2025年の大晦日に放送された「第76回NHK紅白歌合戦」は、第1部が平均世帯視聴率30.8%、第2部が35.2%を記録し、2022年以来、3年ぶりにそれぞれ及第点と言われる30%、35%を突破しました(ビデオリサーチ調べ、関東地区)。

今回はその要因と思われる3つの要素を振り返ってみたいと思います。

松田聖子(C)日刊ゲンダイ
松田聖子(C)日刊ゲンダイ

1つ目の要因は、テレビ視聴習慣があり、世帯視聴率の鍵を握っている中高年層にウケるベテラン大物歌手の存在です。松田聖子さん(63)、TUBE(平均年齢59.5)、矢沢永吉さん(76)、玉置浩二さん(67)、松任谷由実さん(71)など、普段はなかなかお目にかかれない大御所が次々と登場しました。

2つ目の要因として、民放各局の裏番組の弱さも挙げられます。長年に渡り裏番組の中で最強だったダウンタウンの「笑ってはいけないシリーズ」(日本テレビ系)や、注目度の高い格闘技などは既に姿を消しました。

2025年の大晦日は、裏番組でザワついたり、体育祭をしたり、ダンスバトルが繰り広げられたりしていましたが、紅白の合間のザッピングだとしても少しヒキが弱く、視聴の継続には繋がらなかったようです。

大物出演の裏にある旧ジャニ復活の影響

ジェシー/SixTONES(C)日刊ゲンダイ
ジェシー/SixTONES(C)日刊ゲンダイ

3つ目の要因に、旧ジャニーズ事務所の流れを汲むSTARTO ENTERTAINMENT(以下、SE社)が3年ぶりに紅白の舞台に帰ってきたことが考えられます。「3年ぶりに1部30%、2部35%を突破」ということは、2025年の紅白が2022年の水準に戻ったことを意味します。

2022年までコンスタントに紅白に出演してきたSE社所属アーティストは、創業者問題で2023年、2024年には不在となりました。2023年には、1部、2部ともに過去最低視聴率となっていましたが、2025年にようやくKing & Prince、SixTONESの2組が戻ってきました。彼らの復帰と共に、その数値が取り戻されているようにも見えます。

SE社不在による紅白視聴ボイコット運動

2023年、2024年には、SNS上で、SE社アーティストが締め出されたと感じた全SE社ファンによる紅白視聴ボイコット運動が起きました。

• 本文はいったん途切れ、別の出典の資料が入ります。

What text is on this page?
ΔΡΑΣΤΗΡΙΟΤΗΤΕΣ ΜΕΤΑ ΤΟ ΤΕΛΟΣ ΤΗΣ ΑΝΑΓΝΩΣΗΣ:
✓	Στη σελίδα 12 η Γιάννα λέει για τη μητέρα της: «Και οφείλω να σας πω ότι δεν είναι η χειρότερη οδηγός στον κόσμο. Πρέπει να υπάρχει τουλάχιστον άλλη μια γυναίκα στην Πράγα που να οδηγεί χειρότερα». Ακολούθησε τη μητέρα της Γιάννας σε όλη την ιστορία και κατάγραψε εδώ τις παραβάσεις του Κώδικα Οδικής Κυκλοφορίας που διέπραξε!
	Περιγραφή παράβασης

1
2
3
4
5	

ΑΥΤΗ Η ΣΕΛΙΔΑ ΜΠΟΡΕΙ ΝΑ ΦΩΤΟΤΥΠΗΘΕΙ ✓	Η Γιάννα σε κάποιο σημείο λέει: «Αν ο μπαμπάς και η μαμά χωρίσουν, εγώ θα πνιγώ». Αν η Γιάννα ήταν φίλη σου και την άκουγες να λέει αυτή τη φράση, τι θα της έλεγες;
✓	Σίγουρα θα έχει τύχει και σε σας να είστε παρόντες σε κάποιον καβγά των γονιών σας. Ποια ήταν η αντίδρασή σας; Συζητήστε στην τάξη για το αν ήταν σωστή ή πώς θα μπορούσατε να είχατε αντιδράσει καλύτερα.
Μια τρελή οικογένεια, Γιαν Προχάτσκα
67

2025年において、King & Prince、SixTONESの2組のファンだけで視聴率が大幅アップしたわけではありませんが、全SE社ファンによる紅白視聴ボイコットが解かれたことには大きな意味があります。

目黒蓮/Snow Man(C)日刊ゲンダイ
目黒蓮/Snow Man(C)日刊ゲンダイ

SE社の中で最も勢いがありながら、紅白からは距離を取り、2023年より3年連続で大晦日にYouTube生配信を実施しているSnow Man。その同時接続者数は、2023年、2024年と2年連続で120万人を超えていましたが、今年は約95万人と、初の100万人割れをしました。

これは、SE社タレントの紅白不在時には、紅白に対抗するように大晦日にファンを楽しませようというSnow Manの気概に打たれ、彼らの配信を見ていたSE社ファンが、2025年は紅白に戻っていったとも考えられます。

もちろん、Snow Manの熱心なファンは彼らの配信に残ったからこそ、約95万人という通常であれば凄まじい同接になっています。

ですが、それ以外の、SE社全体を推している事務所箱推しファンは、SE社アーティストが2組も復帰したのに紅白の数字が変わらなかったり、落ちてしまうことがないよう、紅白にチャンネルを合わせたり、白組に投票したことがSNSから伺えます。結果的にですが、視聴率も回復し、白組も勝利で終えました。

「3年ぶり」というキーワード

永瀬廉/King&Prince(C)日刊ゲンダイ
永瀬廉/King&Prince(C)日刊ゲンダイ

2025年の紅白視聴率V字回復の3大要因として、ベテラン大物歌手、裏番組の弱さ、SE社アーティスト復帰を挙げてきました。

ただ、大御所歌手は2023年も2024年も多く出演していましたし、「笑ってはいけないシリーズ」が放送されなくなったのは2021年からで、裏番組の弱さは今に始まったことではありません。

「3年ぶり」というキーワードに唯一当てはまるのは、SE社アーティストの復活。具体的な統計は出ていませんが、あくまで結果論で言えば、SE社ファンの動向は紅白に少なくない影響を及ぼしている可能性が高いのではないでしょうか。